My wife has always known that I was not one of those fathers that were anxious to add “Grand” in front of their current title. Her response was always, “You just wait.” To which I would reply, “I’m okay with waiting.” Now that I have held my doll of a granddaughter in my arms, am I glad the waiting is over? Absolutely. I’m amazed at the things babies can accomplish. Every time I see her, she’s doing something new and extraordinary. Rather than list them all, I’ll just share what I believe is the most incredible feat that any 3-month old baby has ever accomplished. I still don’t know how she was able to pull it off. Somehow she managed to wrap this 6’2” 240lbs old man around one of her tiny little fingers.
First Christmas - Departure
If you were to go to a Hallmark store or any other store that sells Christmas tree ornaments, you would not find a single ornament to hang on your tree that said, “First Christmas without mom.” Maybe someone tried selling a line of those kinds of ornaments, but even at the after-Christmas 90% off sale, no one bought one.
My mom loved holidays. And Christmas was the…tree topper. Every fall, my mom started listening to Christmas music. I think all of the stores took their cue from her.
Store Owner: “Listen up team.

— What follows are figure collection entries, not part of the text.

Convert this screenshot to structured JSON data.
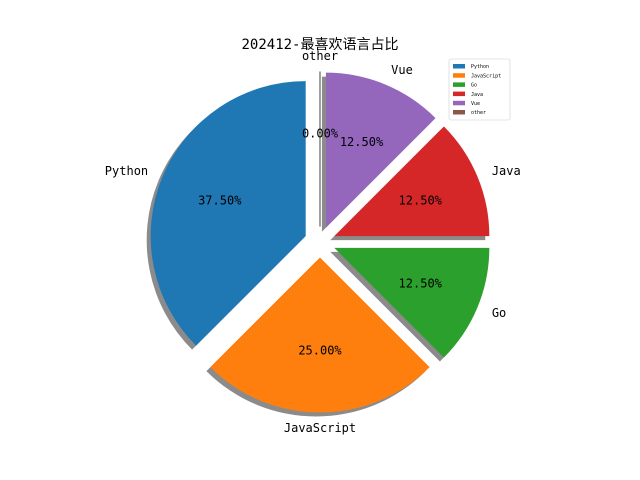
{
  "chart_data": {
    "type": "pie",
    "title": "202412-最喜欢语言占比",
    "legend_position": "top-right",
    "shadow": true,
    "slices": [
      {
        "label": "Python",
        "value": 37.5,
        "pct_label": "37.50%",
        "color": "#1f77b4"
      },
      {
        "label": "JavaScript",
        "value": 25.0,
        "pct_label": "25.00%",
        "color": "#ff7f0e"
      },
      {
        "label": "Go",
        "value": 12.5,
        "pct_label": "12.50%",
        "color": "#2ca02c"
      },
      {
        "label": "Java",
        "value": 12.5,
        "pct_label": "12.50%",
        "color": "#d62728"
      },
      {
        "label": "Vue",
        "value": 12.5,
        "pct_label": "12.50%",
        "color": "#9467bd"
      },
      {
        "label": "other",
        "value": 0.0,
        "pct_label": "0.00%",
        "color": "#8c564b"
      }
    ]
  }
}
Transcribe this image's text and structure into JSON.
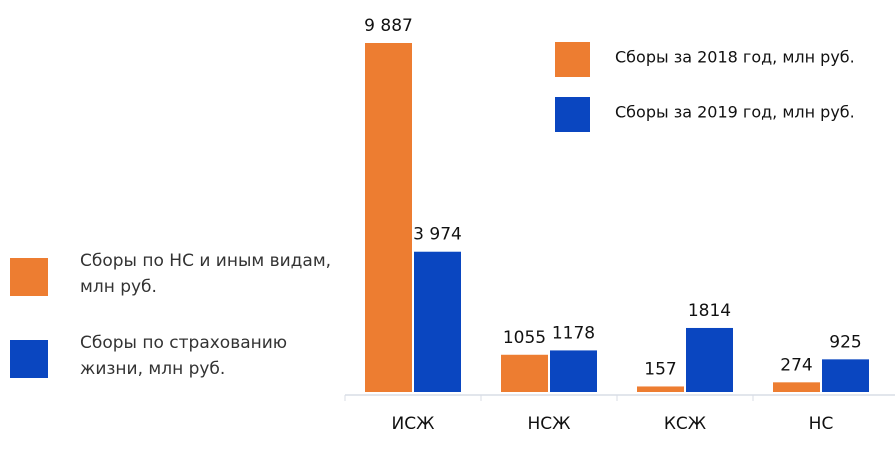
{
  "chart_data": {
    "type": "bar",
    "categories": [
      "ИСЖ",
      "НСЖ",
      "КСЖ",
      "НС"
    ],
    "series": [
      {
        "name": "Сборы за 2018 год, млн руб.",
        "color": "#ed7d31",
        "values": [
          9887,
          1055,
          157,
          274
        ],
        "value_labels": [
          "9 887",
          "1055",
          "157",
          "274"
        ]
      },
      {
        "name": "Сборы за 2019 год, млн руб.",
        "color": "#0a46c0",
        "values": [
          3974,
          1178,
          1814,
          925
        ],
        "value_labels": [
          "3 974",
          "1178",
          "1814",
          "925"
        ]
      }
    ],
    "legend": "top-right",
    "side_legend": [
      {
        "text": "Сборы по НС и иным видам, млн руб.",
        "color": "#ed7d31"
      },
      {
        "text": "Сборы по страхованию жизни, млн руб.",
        "color": "#0a46c0"
      }
    ]
  }
}
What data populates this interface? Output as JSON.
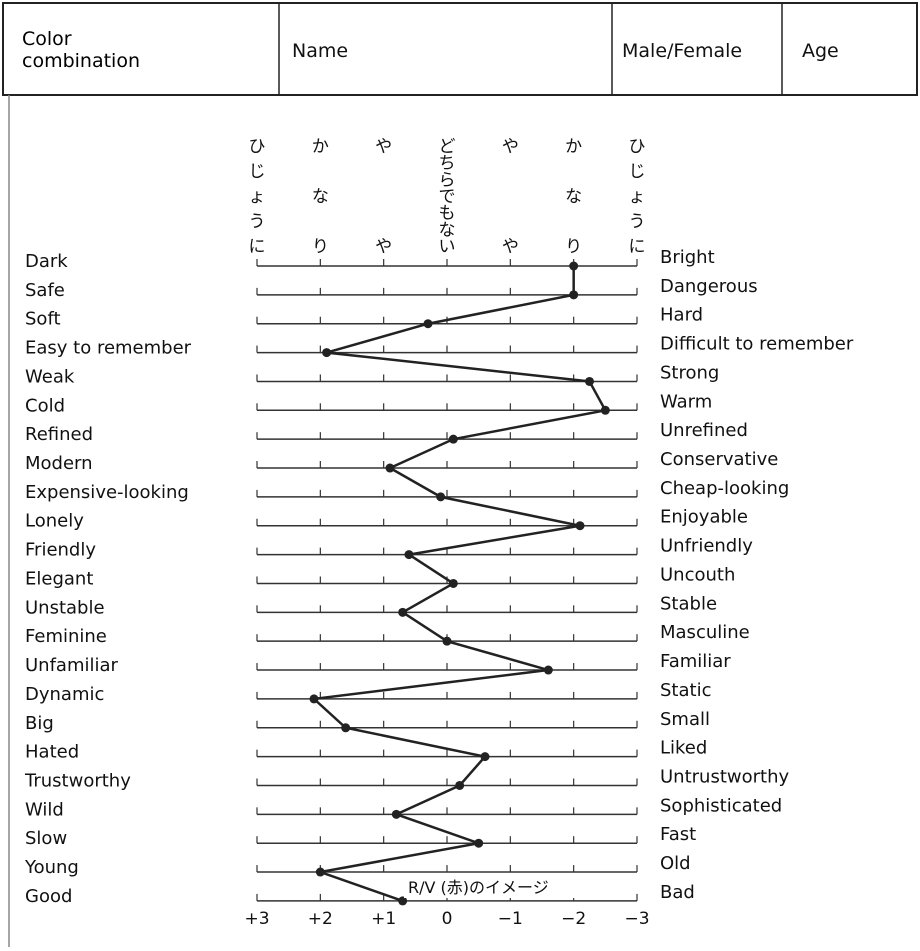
{
  "header": {
    "cells": [
      "Color combination",
      "Name",
      "Male/Female",
      "Age"
    ]
  },
  "chart_data": {
    "type": "profile",
    "scale_labels": [
      "ひじょうに",
      "かなり",
      "やや",
      "どちらでもない",
      "やや",
      "かなり",
      "ひじょうに"
    ],
    "left_labels": [
      "Dark",
      "Safe",
      "Soft",
      "Easy to  remember",
      "Weak",
      "Cold",
      "Refined",
      "Modern",
      "Expensive-looking",
      "Lonely",
      "Friendly",
      "Elegant",
      "Unstable",
      "Feminine",
      "Unfamiliar",
      "Dynamic",
      "Big",
      "Hated",
      "Trustworthy",
      "Wild",
      "Slow",
      "Young",
      "Good"
    ],
    "right_labels": [
      "Bright",
      "Dangerous",
      "Hard",
      "Difficult to remember",
      "Strong",
      "Warm",
      "Unrefined",
      "Conservative",
      "Cheap-looking",
      "Enjoyable",
      "Unfriendly",
      "Uncouth",
      "Stable",
      "Masculine",
      "Familiar",
      "Static",
      "Small",
      "Liked",
      "Untrustworthy",
      "Sophisticated",
      "Fast",
      "Old",
      "Bad"
    ],
    "values": [
      -2.0,
      -2.0,
      0.3,
      1.9,
      -2.25,
      -2.5,
      -0.1,
      0.9,
      0.1,
      -2.1,
      0.6,
      -0.1,
      0.7,
      0,
      -1.6,
      2.1,
      1.6,
      -0.6,
      -0.2,
      0.8,
      -0.5,
      2.0,
      0.7
    ],
    "xlim": [
      3,
      -3
    ],
    "xticks": [
      {
        "value": 3,
        "label": "+3"
      },
      {
        "value": 2,
        "label": "+2"
      },
      {
        "value": 1,
        "label": "+1"
      },
      0,
      {
        "value": -1,
        "label": "−1"
      },
      {
        "value": -2,
        "label": "−2"
      },
      {
        "value": -3,
        "label": "−3"
      }
    ],
    "annotation": "R/V (赤)のイメージ",
    "color": "#222222"
  }
}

I just received word from the Twede’s paperboy that he heard Rudolph the Red Nosed Reindeer playing when he delivered the newspaper today. So Christmas season has officially started. Yes, I’m aware that Halloween is still a few weeks away. You must be new here. Someone go to the very back of the storeroom and drag out the boxes of Christmas albums and cassettes.”
“Tis better to give than receive.” I heard that a lot when I was growing up. Mostly around Christmas time. And usually when I was excavating a mountain of presents beneath the Christmas tree to count how many had my name on them. It was usually my mother’s voice I heard. And even though I would roll my eyes when she wasn’t looking, I understood the message because of who it was that delivered it. You see, my mom was a giver. Givers get more out of giving than getting. Givers give without expecting to get. Givers get just by giving. I could keep them coming, but I think you get my point.
There’s a symbiotic relationship between givers and receivers. Imagine the chaos if the world’s entire population was comprised of just givers. Givers have to have a minimum of two things in order to survive. Oxygen and someone to give something to. Without oxygen, you can only survive for several minutes. Without someone to give something to, a giver will expire long before they run out of air. That is why receivers like me are so critical for the survivability and thrivability (made up word) of our species. I take my role as a receiver very seriously. Some may claim that I actually overachieve.
In October, my dear mother lost her long battle with Alzheimer’s Dementia. It was a battle she never had any chance of winning. It had been several years since she was able to enjoy the holidays she loved so much. Especially Christmas.
Two months ago we held a memorial service for her. At the reception that followed, when people approached me to offer their condolences, they always started the conversation with, “I loved your mom,” and then proceeded to explain why. Their explanations varied, but the underlying theme was remarkably consistent. Either them or their children (often times, both) were on the receiving end of my mom’s giving. They would describe what she had done, and how much it meant to them. I listened, nodded, and thanked them for their kind words. But inwardly I found myself wondering what the big deal was. After all, what they described was just my mom being her normal mom self.
I have found that some people proudly display their good deeds and accolades in a well-placed, well-lit trophy case. Other people, like my mother, toss theirs in an old box in a poorly-lit basement, where they are quickly forgotten.
Sometimes we write things on Christmas lists that we know we’ll never actually get. But we add them anyway and hope for a Christmas miracle. It’s been a while since I’ve actually written a Christmas list, and even longer since I asked for something that I knew no amount of money could buy. What I’m about to wish for is not for me. It’s for two very special people. I wish that sometime and somewhere between my granddaughter’s arrival, and my mother’s departure, they were able to meet each other on their way to their final destinations.